Pre-commit hooks/Coding standards

My work focused mainly on the frontend, and I put pre-commit hooks that ran stuff like prettier, eslint and jest. It expanded to more than that, for example, running rubocop on Ruby files. Check out my post on pre-commit hooks if you're curious about all that.

Pre-commit hooks, linting, etc., were super important to me because I was the only frontend on the project for a long time. Hence, code maintenance was always on the brain and still is. 😎

Moving to Preact X, Testing Library

We were running an older version of Preact. The older version was blocking us from using a lot of the functionality that was previously only available in React—hooks, fragments, context, componentDidCatch to name a few. Upgrading Preact wasn't a huge change, but the testing library we used for components in the project was. It worked with the older version of Preact and not the newer one.

Around this time, React Testing Library (Preact Testing Library in our case) had started gaining traction. It clicked with me how this library tested components. So, another significant change came with the migration to Preact X. You can read more about that in the frontend changelog post.

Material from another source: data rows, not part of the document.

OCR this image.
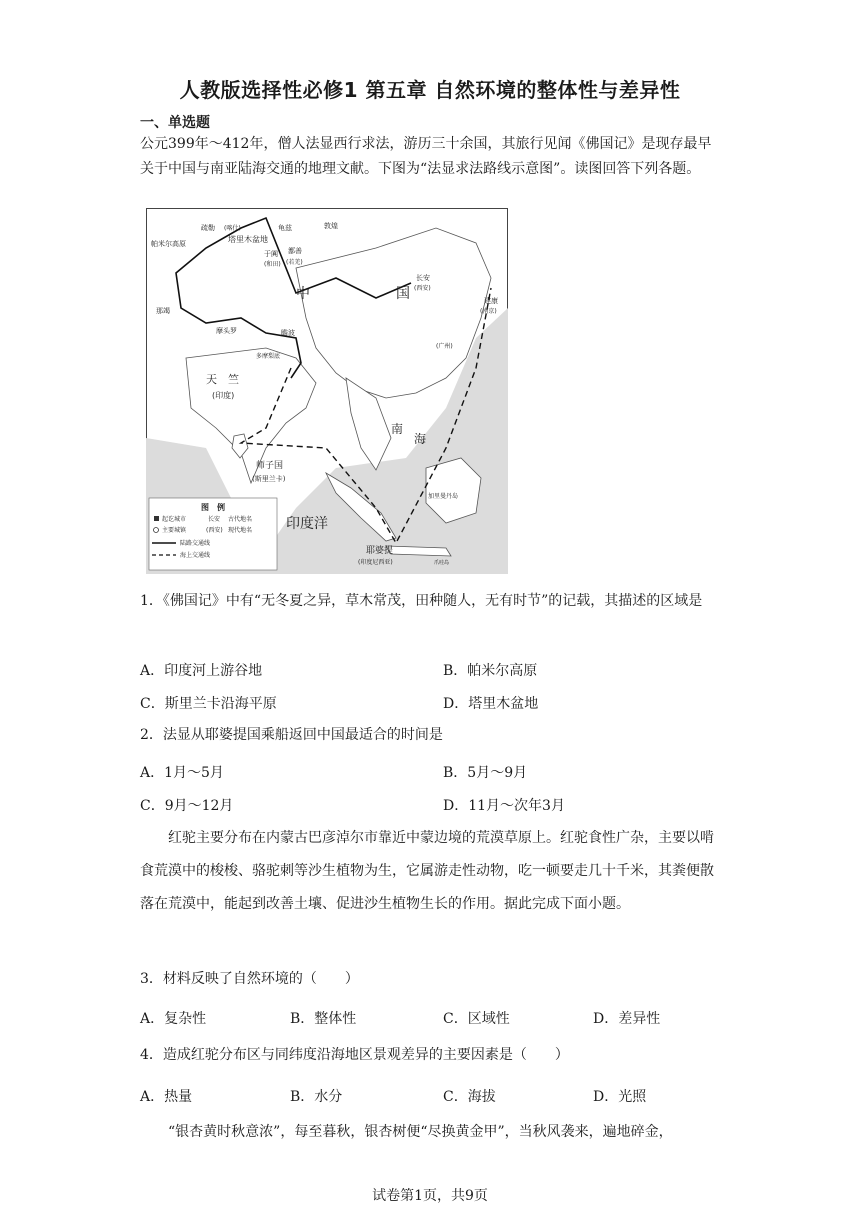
人教版选择性必修1 第五章 自然环境的整体性与差异性
一、单选题
公元399年～412年，僧人法显西行求法，游历三十余国，其旅行见闻《佛国记》是现存最早关于中国与南亚陆海交通的地理文献。下图为“法显求法路线示意图”。读图回答下列各题。
疏勒 (喀什)	龟兹
塔里木盆地
帕米尔高原
于阗
(和田)
鄯善
(若羌)
敦煌
长安
(西安)
建康
(南京)
中	国
那竭
摩头罗	瞻波
多摩梨底
天　竺
(印度)
(广州)
师子国
(斯里兰卡)
南
海
加里曼丹岛
印度洋
耶婆提
(印度尼西亚)	爪哇岛
图　例
起讫城市	长安 古代地名
主要城镇	(西安) 现代地名
陆路交通线
海上交通线
1．《佛国记》中有“无冬夏之异，草木常茂，田种随人，无有时节”的记载，其描述的区域是
A．印度河上游谷地	B．帕米尔高原
C．斯里兰卡沿海平原	D．塔里木盆地
2．法显从耶婆提国乘船返回中国最适合的时间是
A．1月～5月	B．5月～9月
C．9月～12月	D．11月～次年3月
红驼主要分布在内蒙古巴彦淖尔市靠近中蒙边境的荒漠草原上。红驼食性广杂，主要以啃食荒漠中的梭梭、骆驼刺等沙生植物为生，它属游走性动物，吃一顿要走几十千米，其粪便散落在荒漠中，能起到改善土壤、促进沙生植物生长的作用。据此完成下面小题。
3．材料反映了自然环境的（　　）
A．复杂性	B．整体性	C．区域性	D．差异性
4．造成红驼分布区与同纬度沿海地区景观差异的主要因素是（　　）
A．热量	B．水分	C．海拔	D．光照
“银杏黄时秋意浓”，每至暮秋，银杏树便“尽换黄金甲”，当秋风袭来，遍地碎金，
试卷第1页，共9页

I mention this in the changelog post, but a big shoutout to my co-worker Ridhwana Khan for helping me migrate all the tests to preact-testing-library.

Accessibility

I'm not an accessibility expert, but I had the chance to work with Marcy Sutton while at Forem. She joined us for about six weeks in the fall of 2020. I learned a lot from her. It also invigorated me to advocate for accessibility as we built out the product. We were building welcoming, inclusive communities, so it would seem hypocritical not to take accessibility into account.

I spoke to our head of engineering at the time, Molly Struve, to advocate for accessibility and explained that we need to make this an organization-wide initiative. She was on board. 😎

Did it start slow? For sure, but it gained traction, and it has now become a part of our process when developing the product.

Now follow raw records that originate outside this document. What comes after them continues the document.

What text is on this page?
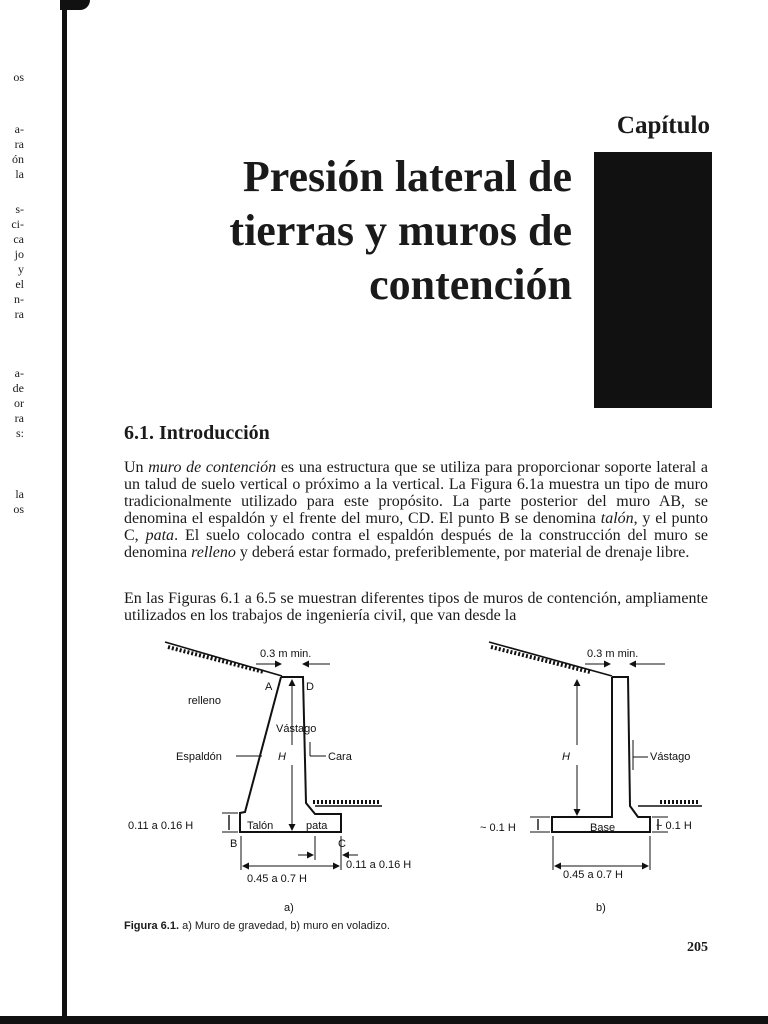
os
a-
ra
ón
la
s-
ci-
ca
jo
y
el
n-
ra
a-
de
or
ra
s:
la
os
Capítulo
Presión lateral de
tierras y muros de
contención
6.1. Introducción
Un muro de contención es una estructura que se utiliza para proporcionar soporte lateral a un talud de suelo vertical o próximo a la vertical. La Figura 6.1a muestra un tipo de muro tradicionalmente utilizado para este propósito. La parte posterior del muro AB, se denomina el espaldón y el frente del muro, CD. El punto B se denomina talón, y el punto C, pata. El suelo colocado contra el espaldón después de la construcción del muro se denomina relleno y deberá estar formado, preferiblemente, por material de drenaje libre.
En las Figuras 6.1 a 6.5 se muestran diferentes tipos de muros de contención, ampliamente utilizados en los trabajos de ingeniería civil, que van desde la
0.3 m min.
A	D
relleno
Vástago
Espaldón	H	Cara
0.11 a 0.16 H	Talón	pata
B	C
0.11 a 0.16 H
0.45 a 0.7 H
a)
0.3 m min.
H	Vástago
~ 0.1 H	Base	~ 0.1 H
0.45 a 0.7 H
b)
Figura 6.1. a) Muro de gravedad, b) muro en voladizo.
205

A big shoutout to Suzanne Aitchison, our accessibility expert who joined the team in 2021 and helped push this initiative even further. Is the work done? No, but the application is leaps and bounds more accessible than in the fall of 2020.

End to End (E2E) Testing

As the application grew more significant and feature-rich, it was super important to be able to feel good about what we shipped. I remember a period when things were breaking a little more frequently. Were we doing a terrible job? No, but that confidence was lacking when we sometimes shipped features/bug fixes. I advocated for E2E testing and got the green light.

It took about a month to get the CI/CD pipeline to run the tests and maybe another couple of weeks to tweak how we run them locally during development.

A big shoutout to my knowledgeable Rails co-workers Josh Puetz, Michael Kohl, Rhymes, and Mac Siri for helping find the best strategy for cleaning the database between test runs.

Mentoring

As a more senior person on the team, you have to help scale the team and impart knowledge. I consistently did Pairing regarding all things frontend and programming in general. And another great thing about mentoring? You learn too!

What Else?

I probably missed a few things, but these are the big lines. I'll probably add more to this as I enjoy my time off between roles.

The last thing I'll leave you with is to lift your teammates, listen to others, be kind, and have fun if you want to impact your organization.